I attempted tonight to get my tattoo done, but due to walk-ins, I wasn't able to. So I'm going super early (like noonish) to get in first thing.
I'm really excited about it and think it will get me all the ladies.
But everything already gets me all the ladies, so it's going to be same old same old for old me.

Driving in the rain makes me think about lost loves, as much as I really hate that term.
Especially on nights like tonight, when it's cold and raining hard and you're the only car in your lane but there are tons of cars coming at you.
It makes me wish I had someone there with me.
Or someone to drive through all that rain and all that cold and all that quietness except for the cd playing making love music.
The kind of rain where, if you're lucky enough to be with someone you care deeply for, you drop them off at the front door, as much as she says no, as much as she says she'll feel bad if you walk in the rain alone, but she does it anyway because you're stubborn and insist on it. The kind of rain where you walk through it, to meet her inside the doorway, and she's dry and smiling and beautiful and you're soaked to the bone but just seeing her is worth it. Just having her reach out and brush your wet hair back off your face. Worth it.
I guess it would be more convient for everyone if I just got an umbrella.

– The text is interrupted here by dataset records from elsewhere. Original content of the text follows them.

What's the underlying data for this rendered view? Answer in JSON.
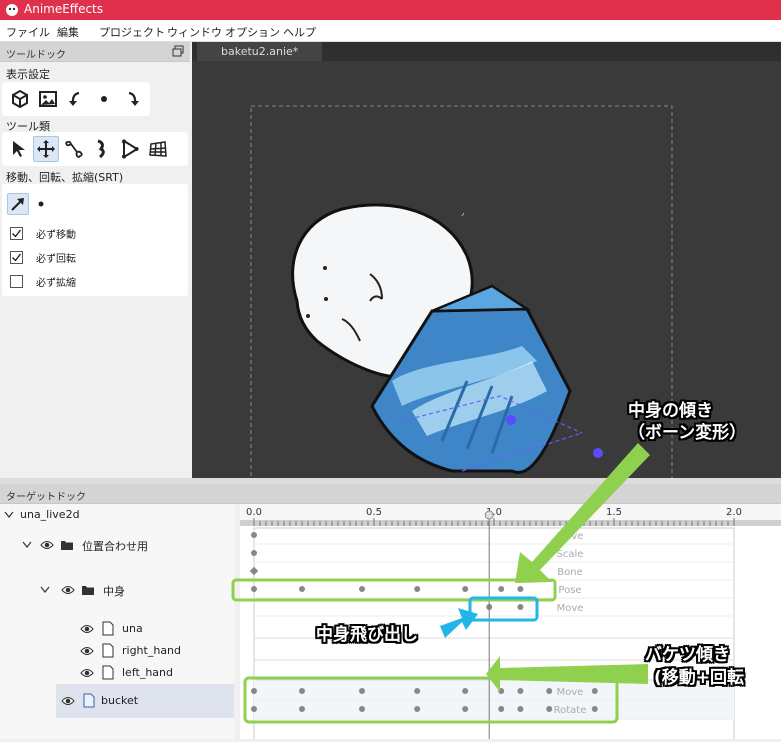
{
  "window": {
    "title": "AnimeEffects"
  },
  "menu": [
    "ファイル",
    "編集",
    "プロジェクト",
    "ウィンドウ",
    "オプション",
    "ヘルプ"
  ],
  "tool_dock": {
    "title": "ツールドック",
    "display_settings_label": "表示設定",
    "display_buttons": [
      "cube-icon",
      "image-icon",
      "rotate-left-icon",
      "dot-icon",
      "rotate-right-icon"
    ],
    "tools_label": "ツール類",
    "tools": [
      "cursor-icon",
      "move-arrows-icon",
      "bone-icon",
      "pose-icon",
      "mesh-icon",
      "ffd-grid-icon"
    ],
    "srt_label": "移動、回転、拡縮(SRT)",
    "srt_modes": [
      "move-arrow-icon",
      "dot-icon"
    ],
    "checkboxes": [
      {
        "label": "必ず移動",
        "checked": true
      },
      {
        "label": "必ず回転",
        "checked": true
      },
      {
        "label": "必ず拡縮",
        "checked": false
      }
    ]
  },
  "editor": {
    "tab_label": "baketu2.anie*"
  },
  "target_dock": {
    "title": "ターゲットドック",
    "tree": [
      {
        "label": "una_live2d",
        "type": "root"
      },
      {
        "label": "位置合わせ用",
        "type": "folder"
      },
      {
        "label": "中身",
        "type": "folder"
      },
      {
        "label": "una",
        "type": "file"
      },
      {
        "label": "right_hand",
        "type": "file"
      },
      {
        "label": "left_hand",
        "type": "file"
      },
      {
        "label": "bucket",
        "type": "file",
        "selected": true
      }
    ]
  },
  "timeline": {
    "ruler_labels": [
      "0.0",
      "0.5",
      "1.0",
      "1.5",
      "2.0"
    ],
    "ruler_range": [
      0,
      2
    ],
    "playhead": 0.98,
    "tracks": [
      {
        "label": "Move",
        "keys": [
          0.0
        ]
      },
      {
        "label": "Scale",
        "keys": [
          0.0
        ]
      },
      {
        "label": "Bone",
        "keys": [
          0.0
        ]
      },
      {
        "label": "Pose",
        "keys": [
          0.0,
          0.2,
          0.45,
          0.68,
          0.88,
          1.03,
          1.11
        ]
      },
      {
        "label": "Move",
        "keys": [
          0.98,
          1.11
        ]
      },
      {
        "label": "Move",
        "keys": [
          0.0,
          0.2,
          0.45,
          0.68,
          0.88,
          1.03,
          1.11,
          1.23,
          1.42
        ]
      },
      {
        "label": "Rotate",
        "keys": [
          0.0,
          0.2,
          0.45,
          0.68,
          0.88,
          1.03,
          1.11,
          1.23,
          1.42
        ]
      }
    ]
  },
  "annotations": {
    "tilt_line1": "中身の傾き",
    "tilt_line2": "（ボーン変形）",
    "popout": "中身飛び出し",
    "bucket_line1": "バケツ傾き",
    "bucket_line2": "(移動+回転"
  },
  "colors": {
    "titlebar": "#e0314c",
    "annotation_green": "#8fd14f",
    "annotation_blue": "#21b6e8"
  }
}
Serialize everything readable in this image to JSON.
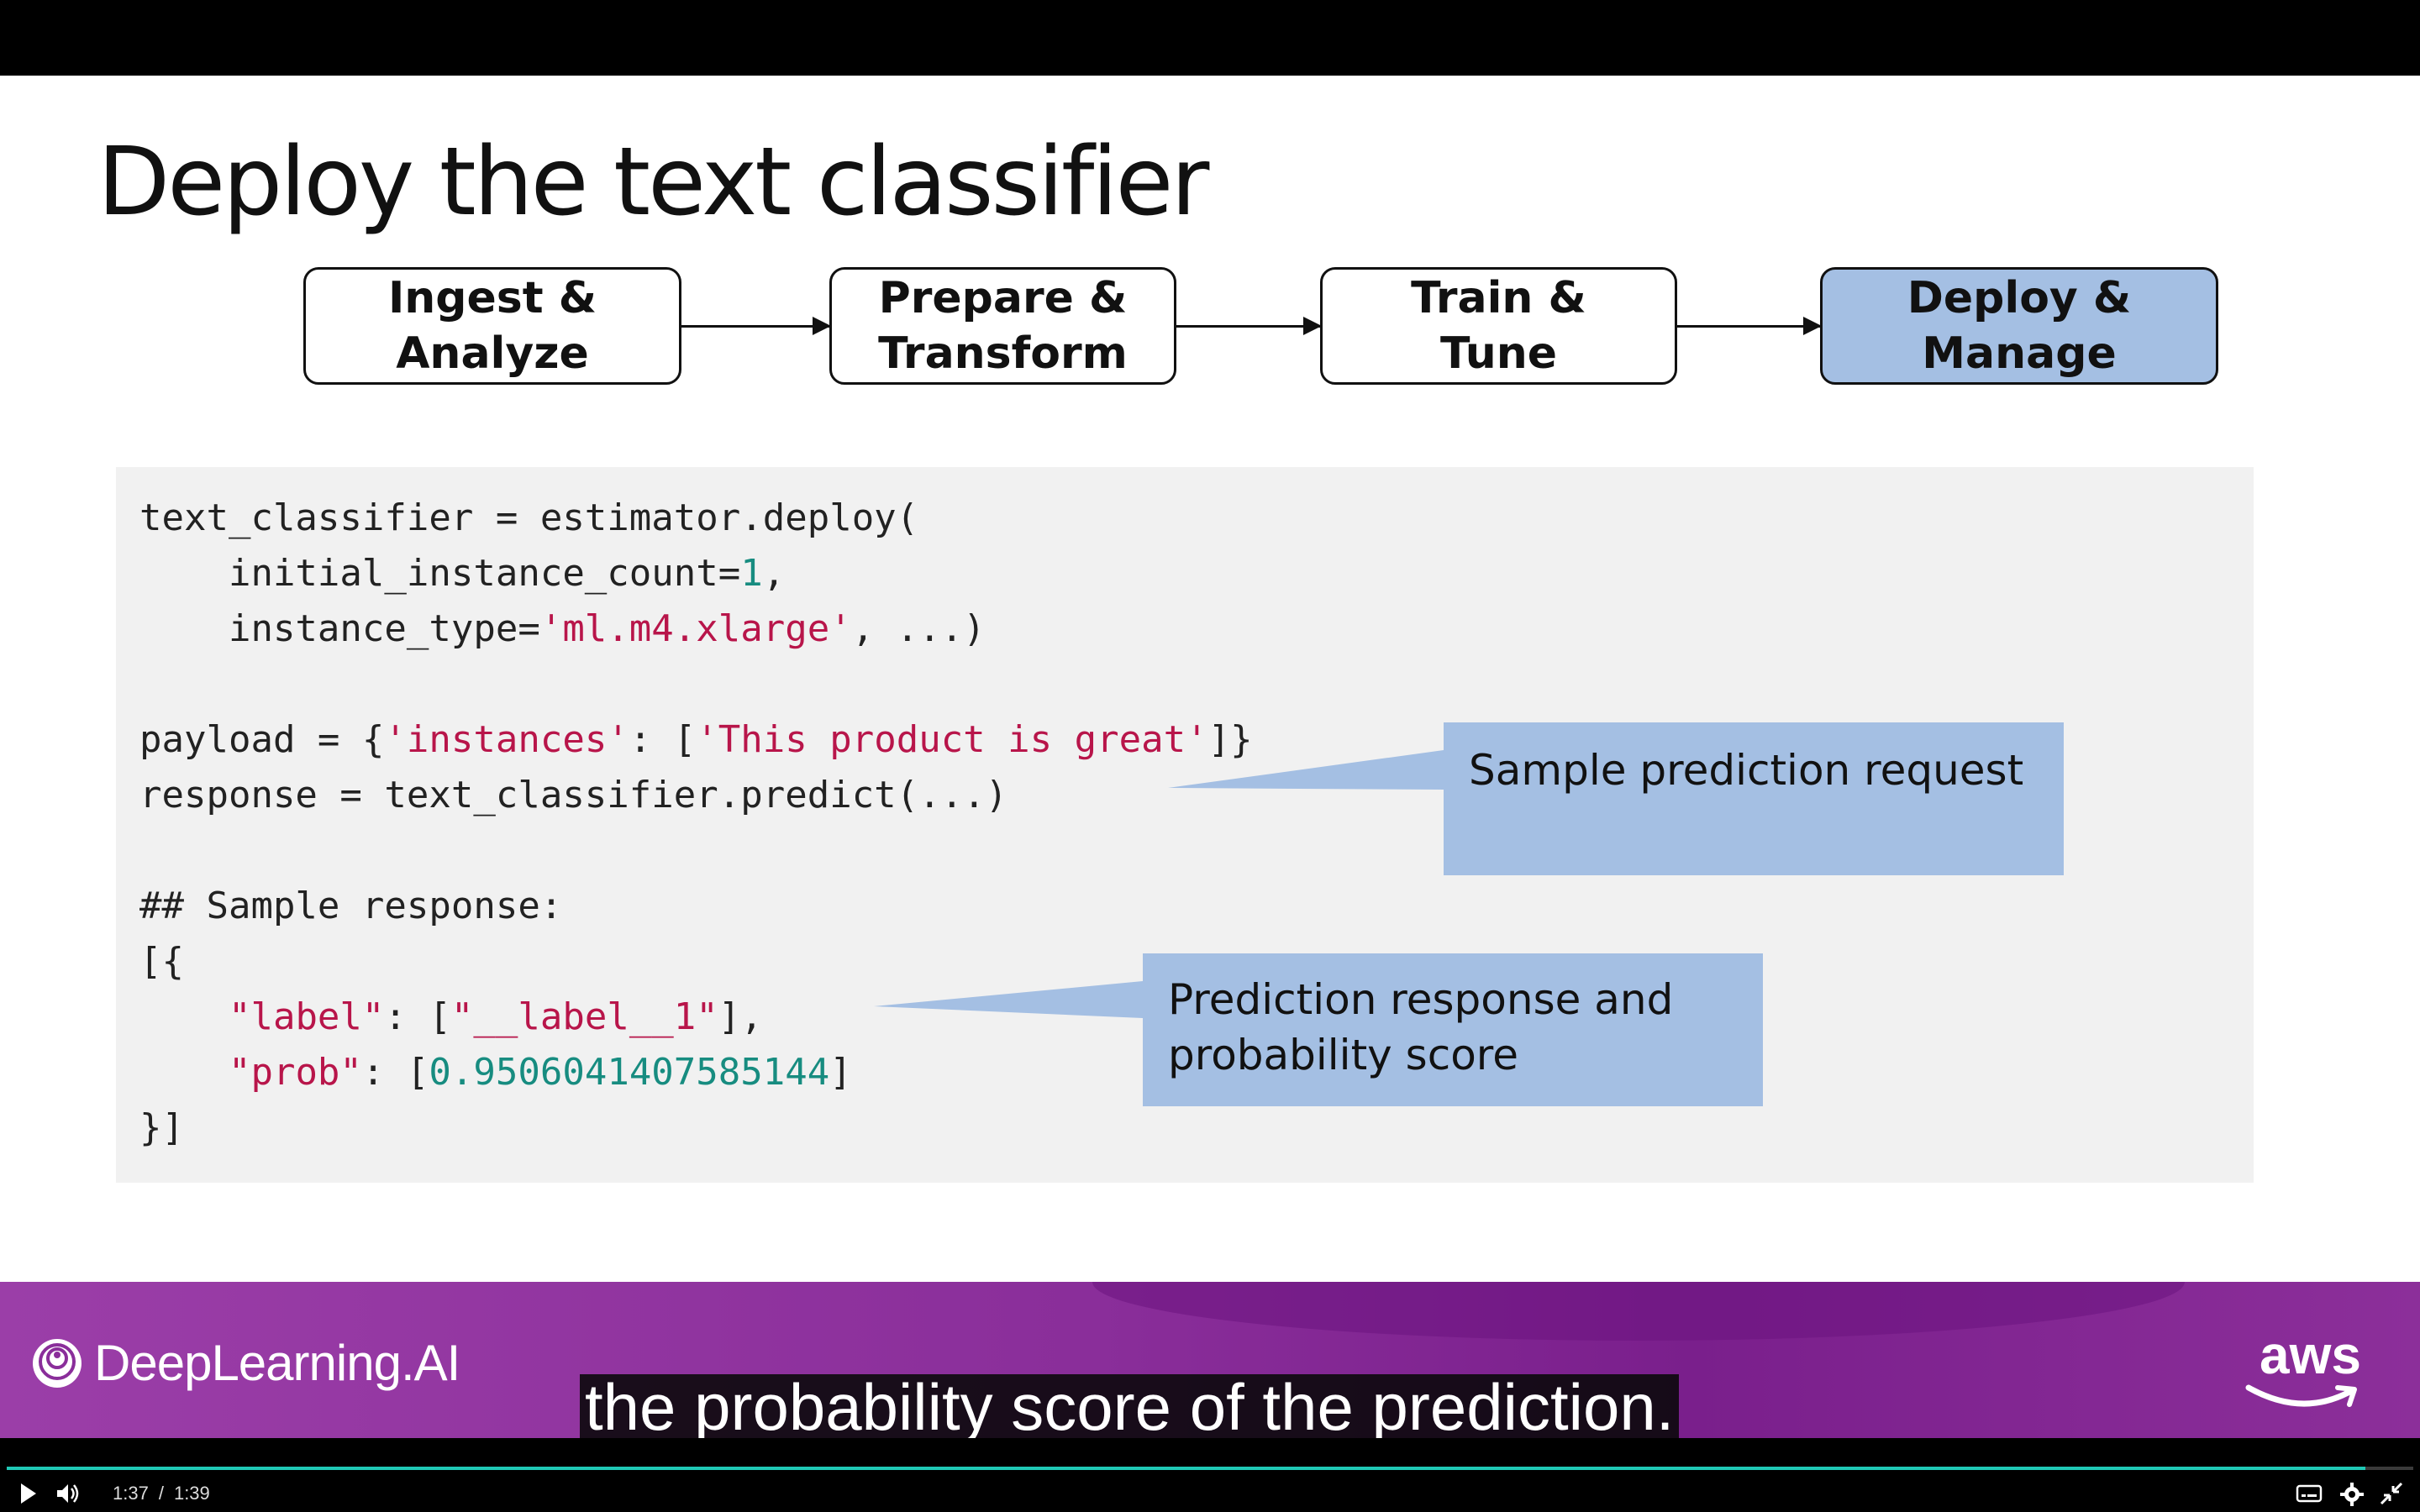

I miss the way a soft tshirt would fall on her body. The way her stomach felt through it. The heat against my cheek through the cotton. And there are times where I think I must have imagined all of this, there's no way she grabbed me the way she did or pushed me the way she did or looked at me and smile that way.
There can't have been.
Because if there had been, I've lost one of the greatest things in the world.

But maybe there are second chances somewhere out there. Maybe my great luck will pull through on this one for me.

Maybe maybe maybe. If wishes were bacon cheeseburgers I'd died years ago from a big brick of lard where my heart had been.